In the second round of the Eastern Conference Playoffs, the Sun had to face the Detroit Shock. Since the Shock had the better record, the series would be played with game 1 at Connecticut and games 2 and 3 (if needed) at Detroit. The Shock swept the Sun and game 3 was not needed.

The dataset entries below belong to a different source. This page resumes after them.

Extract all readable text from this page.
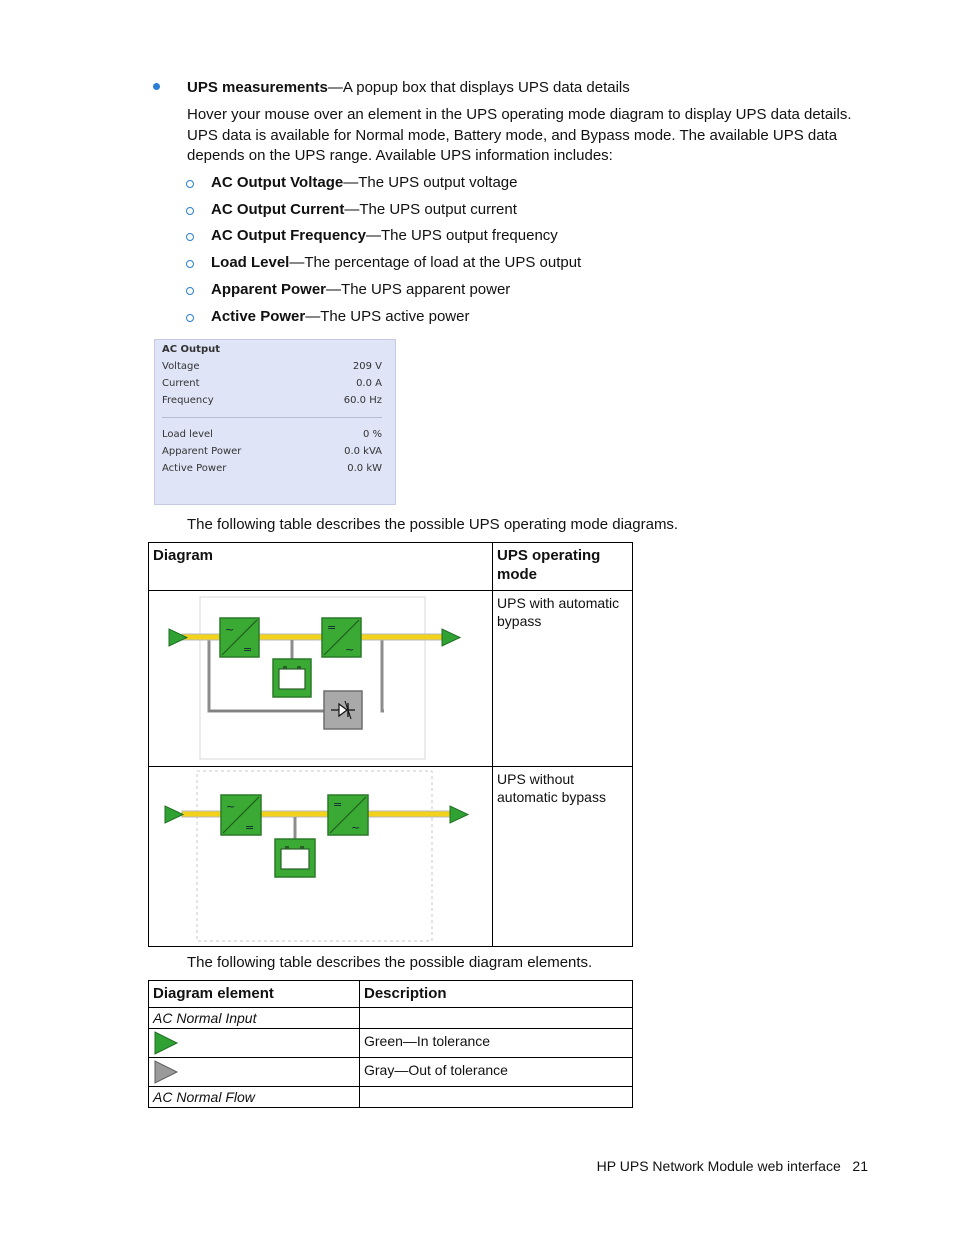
UPS measurements—A popup box that displays UPS data details
Hover your mouse over an element in the UPS operating mode diagram to display UPS data details.
UPS data is available for Normal mode, Battery mode, and Bypass mode. The available UPS data
depends on the UPS range. Available UPS information includes:
AC Output Voltage—The UPS output voltage
AC Output Current—The UPS output current
AC Output Frequency—The UPS output frequency
Load Level—The percentage of load at the UPS output
Apparent Power—The UPS apparent power
Active Power—The UPS active power
AC Output
Voltage	209 V
Current	0.0 A
Frequency	60.0 Hz
Load level	0 %
Apparent Power	0.0 kVA
Active Power	0.0 kW
The following table describes the possible UPS operating mode diagrams.
Diagram	UPS operating
mode

~
=
=
~	UPS with automatic
bypass

~
=
=
~	UPS without
automatic bypass
The following table describes the possible diagram elements.
Diagram element	Description
AC Normal Input	

	Green—In tolerance

	Gray—Out of tolerance
AC Normal Flow	
HP UPS Network Module web interface 21
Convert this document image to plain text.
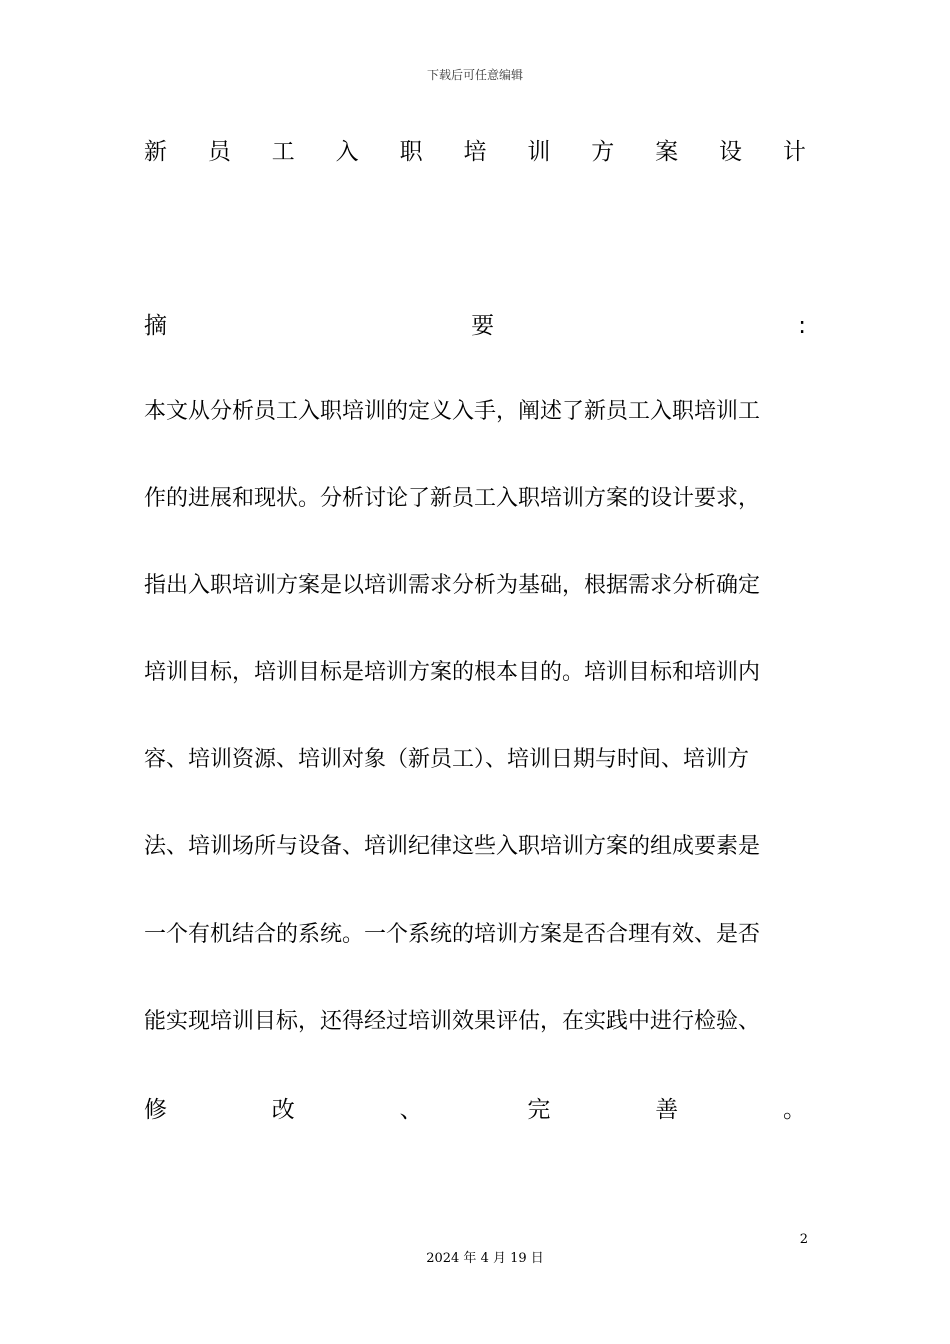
下载后可任意编辑
新 员 工 入 职 培 训 方 案 设 计
摘	要	:
本文从分析员工入职培训的定义入手，阐述了新员工入职培训工
作的进展和现状。分析讨论了新员工入职培训方案的设计要求，
指出入职培训方案是以培训需求分析为基础，根据需求分析确定
培训目标，培训目标是培训方案的根本目的。培训目标和培训内
容、培训资源、培训对象（新员工）、培训日期与时间、培训方
法、培训场所与设备、培训纪律这些入职培训方案的组成要素是
一个有机结合的系统。一个系统的培训方案是否合理有效、是否
能实现培训目标，还得经过培训效果评估，在实践中进行检验、
修	改	、	完	善	。
2
2024 年 4 月 19 日
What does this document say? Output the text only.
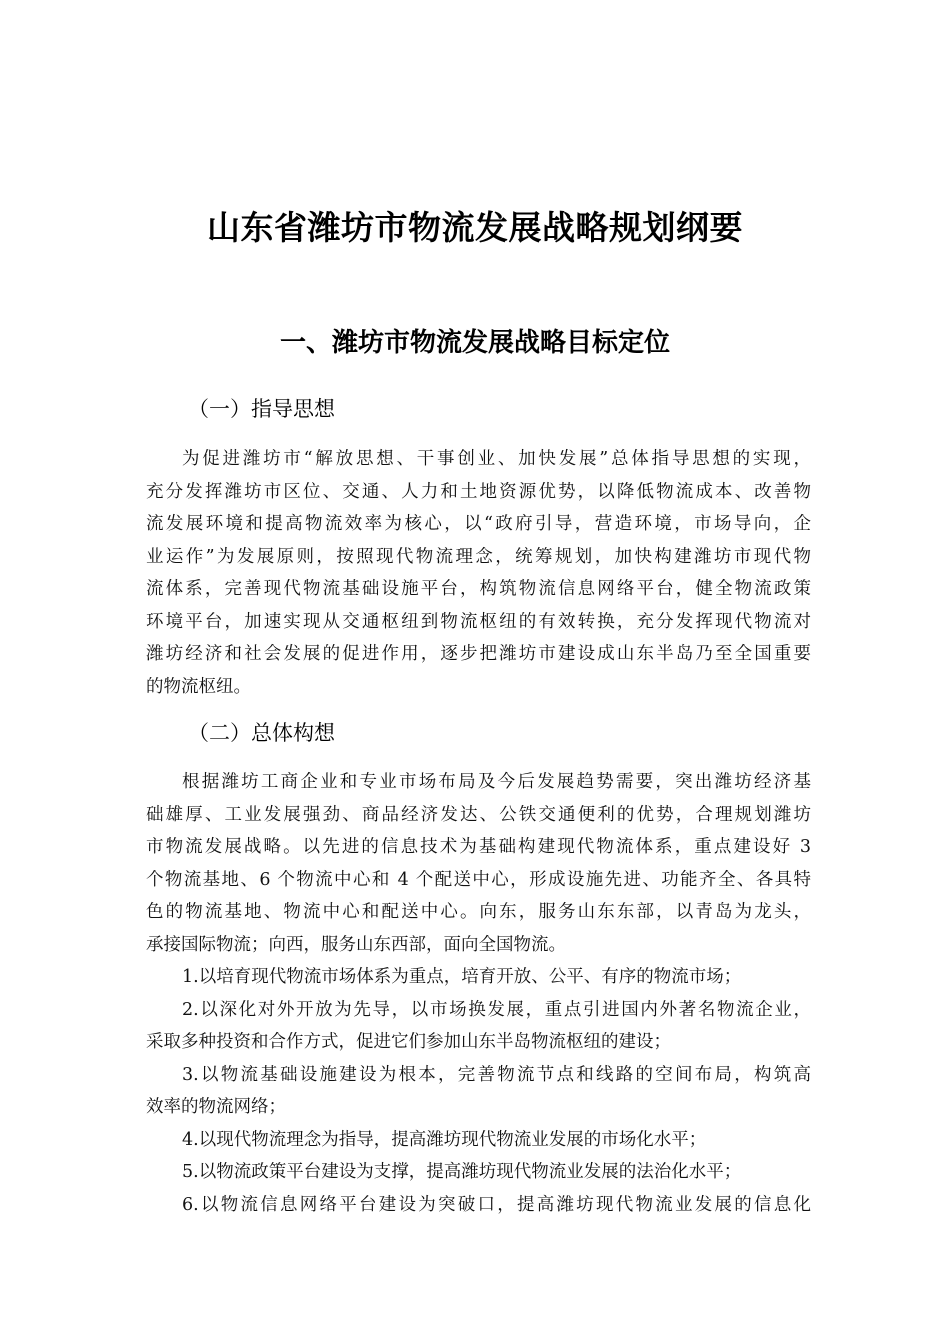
山东省潍坊市物流发展战略规划纲要
一、潍坊市物流发展战略目标定位
（一）指导思想
为促进潍坊市“解放思想、干事创业、加快发展”总体指导思想的实现，
充分发挥潍坊市区位、交通、人力和土地资源优势，以降低物流成本、改善物
流发展环境和提高物流效率为核心，以“政府引导，营造环境，市场导向，企
业运作”为发展原则，按照现代物流理念，统筹规划，加快构建潍坊市现代物
流体系，完善现代物流基础设施平台，构筑物流信息网络平台，健全物流政策
环境平台，加速实现从交通枢纽到物流枢纽的有效转换，充分发挥现代物流对
潍坊经济和社会发展的促进作用，逐步把潍坊市建设成山东半岛乃至全国重要
的物流枢纽。
（二）总体构想
根据潍坊工商企业和专业市场布局及今后发展趋势需要，突出潍坊经济基
础雄厚、工业发展强劲、商品经济发达、公铁交通便利的优势，合理规划潍坊
市物流发展战略。以先进的信息技术为基础构建现代物流体系，重点建设好 3
个物流基地、6 个物流中心和 4 个配送中心，形成设施先进、功能齐全、各具特
色的物流基地、物流中心和配送中心。向东，服务山东东部，以青岛为龙头，
承接国际物流；向西，服务山东西部，面向全国物流。
1.以培育现代物流市场体系为重点，培育开放、公平、有序的物流市场；
2.以深化对外开放为先导，以市场换发展，重点引进国内外著名物流企业，
采取多种投资和合作方式，促进它们参加山东半岛物流枢纽的建设；
3.以物流基础设施建设为根本，完善物流节点和线路的空间布局，构筑高
效率的物流网络；
4.以现代物流理念为指导，提高潍坊现代物流业发展的市场化水平；
5.以物流政策平台建设为支撑，提高潍坊现代物流业发展的法治化水平；
6.以物流信息网络平台建设为突破口，提高潍坊现代物流业发展的信息化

| Game | Date | Opponent | Result | Record |
|---|---|---|---|---|
| 1 | August 28 | Charlotte | W 68–66 | 1–0 |
| 2 | August 30 | @ Charlotte | W 68–62 | 2–0 |
| 3 | September 5 | Detroit | L 63–73 | 2–1 |
| 4 | September 7 | @ Detroit | L 73–79 | 2–2 |

==Depth==
| Pos. | Starter | Bench | Inactive |
| C | Taj McWilliams-Franklin | Jessie Hicks | |
| PF | Brooke Wyckoff | Wendy Palmer -- Rebecca Lobo | |
| SF | Katie Douglas | Courtney Coleman | |
| SG | Nykesha Sales | Adrienne Johnson | |
| PG | Shannon Johnson | Debbie Black | |

==Player stats==
- http://www.wnba.com/sun/stats/2003/

==Awards and honors==
- Shannon Johnson and Nykesha Sales were named to the WNBA All-Star team.
- Nykesha Sales was given the Off Season Community Assist Award.